MLBEDSW-7062: Clean up and and add comments to scheduler

Signed-off-by: Rickard Bolin <rickard.bolin@arm.com> Change-Id: I026facce572ddce4249e05529f2bb1d285552ab9
author: Rickard Bolin <rickard.bolin@arm.com> 2022-12-07 08:54:53 +0000
committer: Rickard Bolin <rickard.bolin@arm.com> 2022-12-21 11:07:19 +0100
commit: 1bd20f2d230e2c98cf1fd3710d91df4b65f64329 (patch)
tree: 77af6a24c615cf6618fc80b6b60c79dcdbf2fcf6
parent: eb332a3bc50dffcf93f5005eaddd1aa64a7aed25 (diff)

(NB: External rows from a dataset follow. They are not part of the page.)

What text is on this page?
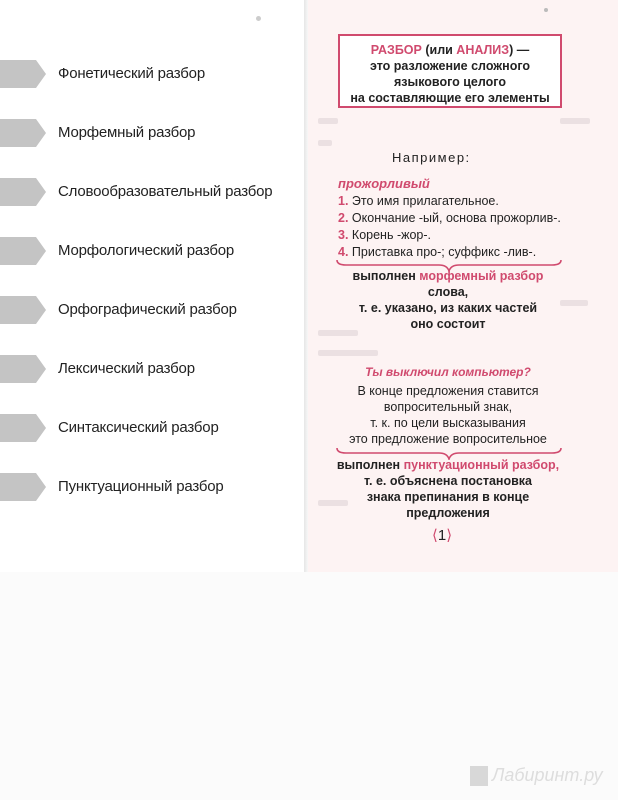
Фонетический разбор
Морфемный разбор
Словообразовательный разбор
Морфологический разбор
Орфографический разбор
Лексический разбор
Синтаксический разбор
Пунктуационный разбор
РАЗБОР (или АНАЛИЗ) —
это разложение сложного
языкового целого
на составляющие его элементы
Например:
прожорливый
1. Это имя прилагательное.
2. Окончание -ый, основа прожорлив-.
3. Корень -жор-.
4. Приставка про-; суффикс -лив-.
выполнен морфемный разбор слова,
т. е. указано, из каких частей
оно состоит
Ты выключил компьютер?
В конце предложения ставится
вопросительный знак,
т. к. по цели высказывания
это предложение вопросительное
выполнен пунктуационный разбор,
т. е. объяснена постановка
знака препинания в конце
предложения
⟨1⟩
Лабиринт.ру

download: ethos-u-vela-1bd20f2d230e2c98cf1fd3710d91df4b65f64329.tar.gz
1 files changed, 84 insertions, 93 deletions
diff --git a/ethosu/vela/scheduler.py b/ethosu/vela/scheduler.py
index dd66ec84..4e0599e1 100644
--- a/ethosu/vela/scheduler.py
+++ b/ethosu/vela/scheduler.py
@@ -831,6 +831,8 @@ class Scheduler:
                 )
                 cost.buffered_weight_tensors.append(buf2)
 
+            # Note! OFM depth slices define slices as [0, s1, ... sn]. For example, [0, 70, 140] describes two slices
+            # (0-70 and 70-140) but has a length of 3, which would result in idx = 3 % 2 = 1 if two buffers were used.
             last_used_buffer_idx = len(cost.ofm_depth_slices) % len(cost.buffered_weight_tensors)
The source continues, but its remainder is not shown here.